Connecting to the Internet via Wi-Fi, Klio pulls its work from an online art marketplace that’s currently free to frame owners, but won’t be forever. Sometime next year, the company behind Klio, Art.com, aims to open an Amazon Kindle-like store for art, where digital artists can sell their work directly to consumers. (It’s worth noting that anything you download before the store opens, you get to keep – so Klio owners, get downloading!)
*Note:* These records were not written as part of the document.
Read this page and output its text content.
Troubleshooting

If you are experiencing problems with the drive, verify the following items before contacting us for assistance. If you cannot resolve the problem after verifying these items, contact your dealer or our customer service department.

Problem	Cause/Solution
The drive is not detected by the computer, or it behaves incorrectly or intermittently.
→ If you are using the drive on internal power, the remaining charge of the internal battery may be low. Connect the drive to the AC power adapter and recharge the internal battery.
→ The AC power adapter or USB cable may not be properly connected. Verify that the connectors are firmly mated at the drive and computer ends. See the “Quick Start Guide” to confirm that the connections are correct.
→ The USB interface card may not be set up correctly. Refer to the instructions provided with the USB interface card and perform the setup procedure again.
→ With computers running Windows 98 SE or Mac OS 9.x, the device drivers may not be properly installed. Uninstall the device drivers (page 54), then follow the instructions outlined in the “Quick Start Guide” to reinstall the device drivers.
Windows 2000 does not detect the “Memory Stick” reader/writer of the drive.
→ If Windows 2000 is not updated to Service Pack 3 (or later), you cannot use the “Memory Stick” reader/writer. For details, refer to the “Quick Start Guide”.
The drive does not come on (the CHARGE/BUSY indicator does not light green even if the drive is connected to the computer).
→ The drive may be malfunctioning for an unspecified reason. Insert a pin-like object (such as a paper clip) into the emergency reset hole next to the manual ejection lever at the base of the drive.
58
And while Klio does offer some of the classics, it’s specializing in digitally native art. Crafted for screens, not for canvases, digital art can be everything from animations to GIFs to videos. “Digital art is not new,” says Paul Golding, the director of innovation labs and chief scientist for Art.com. Pointing to popular digital art platforms like Instagram and Tumblr, he says the emerging genre has been difficult to enjoy as home décor, but has otherwise been burgeoning. Klio is designed to give users the opportunity to experience these different, newer aesthetics, while not abandoning the old ones.

Speaking subjectively, the digital art displayed on the Klio didn’t inspire me as much as the old-school art did. This surprised me, because I’ve fallen into many a daydream staring at mindless Microsoft screensavers. I also found the movement on the screen to be a distraction in my periphery, more than something I wanted to focus on and consider for any stretch of time. The works bundled with the Klio are beautiful and painstakingly made, to be sure, but they aren’t for me. Still, I’m considering them, and that’s part of the point of Klio, which can also display your own photos.

But one thing I love about Klio is how forward-looking the frame is. With IFTTT integration coming soon and Amazon Alexa compatibility on the horizon, I could easily see making the investment in Klio as I continue to tailor my smart home to my liking.

“A function of art is décor,” says Golding, “and décor could be described as a mood.” The idea is that digital art and objects can help modulate the mood in your home. So, if you want to feel calm, you can set up a scene via Amazon’s Alexa software that makes your Philips Hue lights a soft amber color, puts some classical piano music on the Echo, and queues up some tranquil imagery on my Klio. Now that’s an art movement I can get behind.